While Knight just throws the disinformation out there without comment; Feucht and Zapata take the commentary to another level that might be called the death cult rant.
“What is happening in the new “Police State” of Australia is the result of 4 covid deaths per day out of a population of 25 million,” Feucht lies, bending the numbers to fit his narrative. “How can you say this is not about totalitarianism & control?”
Well, for starters, you could say that 93 percent of Australians oppose the protestors. You could then add that Australia has been far more successful at managing COVID-19 than the United States.
But never mind, because Zapata says it’s all about the guns, or the lack of guns, in Australia, which like many civilized countries enacted strict gun ownership laws after a series of mass shootings drenched the country in innocent blood.
“Australians brag that they don’t have mass shootings like we have,” Zapata replied to Feucht’s post. “I’m not downplaying the need to deal with massacres—[hint: he is]—but the reason Australians are getting abused by police is because their citizenry chose not to fight back.
“Say what you will, that shit will not fly here,” Zapata rambles on. “For one thing most American police officers will side with freedom. Secondly, the American have guns and will not tolerate this level of tyranny and abuse; at least some of us won’t.”
Classic Carlos Zapata, master of the botched veiled threat. It’s difficult to believe he’s currently on trial for battery and disturbing the peace, so loose are his lips.
The reason for Zapata’s popularity with a relatively small subset of Shasta County’s population is his willingness to speak what he and his adherents believe are unpopular truths. In reality, “most American police officers will side with freedom” is a statement rendered meaningless by the death cult’s constant reference to “our freedoms.”
The Supreme Court has spoken, more than 100 years ago: Mandated mask usage and vaccinations are not unconstitutional.

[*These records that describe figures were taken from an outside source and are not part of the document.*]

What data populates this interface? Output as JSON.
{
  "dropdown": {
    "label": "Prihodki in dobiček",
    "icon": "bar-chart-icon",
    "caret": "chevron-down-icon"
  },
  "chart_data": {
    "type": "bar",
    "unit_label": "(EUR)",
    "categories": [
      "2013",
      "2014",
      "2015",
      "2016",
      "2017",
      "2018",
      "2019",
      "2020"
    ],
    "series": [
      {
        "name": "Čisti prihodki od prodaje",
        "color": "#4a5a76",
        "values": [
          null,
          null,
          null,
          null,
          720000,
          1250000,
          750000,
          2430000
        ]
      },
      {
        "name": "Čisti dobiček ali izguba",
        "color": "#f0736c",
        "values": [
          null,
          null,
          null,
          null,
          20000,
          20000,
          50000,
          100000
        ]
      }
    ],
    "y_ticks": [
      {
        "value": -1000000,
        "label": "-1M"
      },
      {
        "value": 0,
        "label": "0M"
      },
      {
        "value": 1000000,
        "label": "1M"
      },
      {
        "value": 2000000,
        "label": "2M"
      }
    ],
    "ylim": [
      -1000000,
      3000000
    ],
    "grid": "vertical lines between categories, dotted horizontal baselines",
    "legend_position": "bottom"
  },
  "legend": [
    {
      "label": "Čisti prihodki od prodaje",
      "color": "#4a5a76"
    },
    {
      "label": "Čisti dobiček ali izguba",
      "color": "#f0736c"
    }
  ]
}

If the D variant or some other COVID-19 mutation began burning through the population like the Carr Fire ravaged Redding in 2018, we’d have no choice but try to stop it. If a strict lockdown was the only way to achieve that, the police will reject the death cult’s Kool-Aid and take the side of law and order, the side of life, and enforce the lockdown.
It’s all part of the social contract citizens of the Western world have enjoyed since the Enlightenment. That’s in stark contrast to recall death cult members like Vladislav Davidzon, who claim the social contract is Communism, and anyone who doesn’t eat and exercise properly deserves to die.
One thing that gives me cold comfort during these trying times, where avoiding COVID-19 and the region’s raging wildfires are competing threats, is the high probability that adherents of the death cult’s philosophy may enjoy an early demise.
That would certainly improve the odds of Western civilization’s survival.